Although the main objective of the GDPR is to harmonise data protection law across the EU, EU member states can and have introduced additional or more specific rules in certain areas; for example, if processing involves health data, genetic data, biometric data, employee data or national identification numbers, or if processing personal data serves archiving, scientific, historical research or statistical purposes. In addition, EU member state laws may require the appointment of a DPO in cases other than those listed in the GDPR. The German Federal Data Protection Act (as revised in 2019), for example, requires businesses to appoint a DPO if they permanently engage at least 20 persons in the data processing, if they carry out data processing activities subject to a DPIA, or if they commercially process personal data for market research purposes. EU member states may also provide for rules regarding the processing of personal data of deceased persons.

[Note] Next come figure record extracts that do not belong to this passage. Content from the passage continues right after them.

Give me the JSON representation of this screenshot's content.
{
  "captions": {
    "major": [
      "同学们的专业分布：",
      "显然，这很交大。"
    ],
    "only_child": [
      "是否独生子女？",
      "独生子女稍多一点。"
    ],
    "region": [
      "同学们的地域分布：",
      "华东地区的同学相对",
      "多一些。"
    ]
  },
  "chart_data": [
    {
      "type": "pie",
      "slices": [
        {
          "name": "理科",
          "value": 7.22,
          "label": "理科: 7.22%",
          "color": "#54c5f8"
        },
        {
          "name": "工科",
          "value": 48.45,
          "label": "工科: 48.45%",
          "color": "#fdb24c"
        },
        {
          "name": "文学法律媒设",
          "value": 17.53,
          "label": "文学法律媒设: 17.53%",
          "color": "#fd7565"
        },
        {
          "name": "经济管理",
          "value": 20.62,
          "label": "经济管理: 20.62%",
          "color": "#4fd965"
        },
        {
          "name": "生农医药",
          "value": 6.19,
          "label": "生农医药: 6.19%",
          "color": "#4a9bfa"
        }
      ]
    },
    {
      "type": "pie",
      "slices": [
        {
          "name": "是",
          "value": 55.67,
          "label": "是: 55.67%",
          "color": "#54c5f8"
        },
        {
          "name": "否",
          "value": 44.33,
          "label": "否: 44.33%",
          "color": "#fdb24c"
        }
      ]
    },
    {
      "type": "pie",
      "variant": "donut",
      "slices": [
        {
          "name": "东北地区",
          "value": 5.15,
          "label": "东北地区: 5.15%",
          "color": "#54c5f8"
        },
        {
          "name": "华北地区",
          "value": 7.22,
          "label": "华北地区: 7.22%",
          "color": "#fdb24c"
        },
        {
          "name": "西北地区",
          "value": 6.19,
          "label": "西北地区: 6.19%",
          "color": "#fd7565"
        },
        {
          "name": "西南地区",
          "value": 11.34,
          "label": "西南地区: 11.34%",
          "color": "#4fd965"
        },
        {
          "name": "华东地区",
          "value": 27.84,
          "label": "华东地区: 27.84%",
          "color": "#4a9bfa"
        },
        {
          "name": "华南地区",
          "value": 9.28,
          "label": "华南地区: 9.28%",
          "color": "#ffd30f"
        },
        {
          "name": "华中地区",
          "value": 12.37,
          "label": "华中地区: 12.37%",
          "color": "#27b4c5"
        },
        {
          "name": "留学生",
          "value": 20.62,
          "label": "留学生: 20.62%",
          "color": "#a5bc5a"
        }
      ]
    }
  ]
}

The French Data Protection Act, as updated on 21 June 2018, for example, includes such rules by granting individuals the right to define the way their personal data will be processed after their death, in addition to the GDPR rights. In the context of online services directed to children, the GDPR requires parental consent for children below the age of 16, but EU member state law may prescribe a lower age limit, provided it is not lower than the age of 13. This limit is lowered to the age of 13, for example, in the Belgian Data Protection Act and the age of 14 in the Austrian Data Protection Amendment Act 2018. At the time of writing, all EU member states other than Slovenia have adopted their new national data protection laws. This creates additional layers of complexity for businesses, which should closely monitor these developments in the relevant member states and assess the territorial scope of the specific national rules, where applicable.

In summary, it is fair to say that the GDPR has created a robust and mature data protection framework in the EU, while EU member state laws complement that framework. The data protection rules affect virtually any business dealing with personal data relating to individuals in the EU. In addition, the GDPR influences data protection laws in different jurisdictions around the world.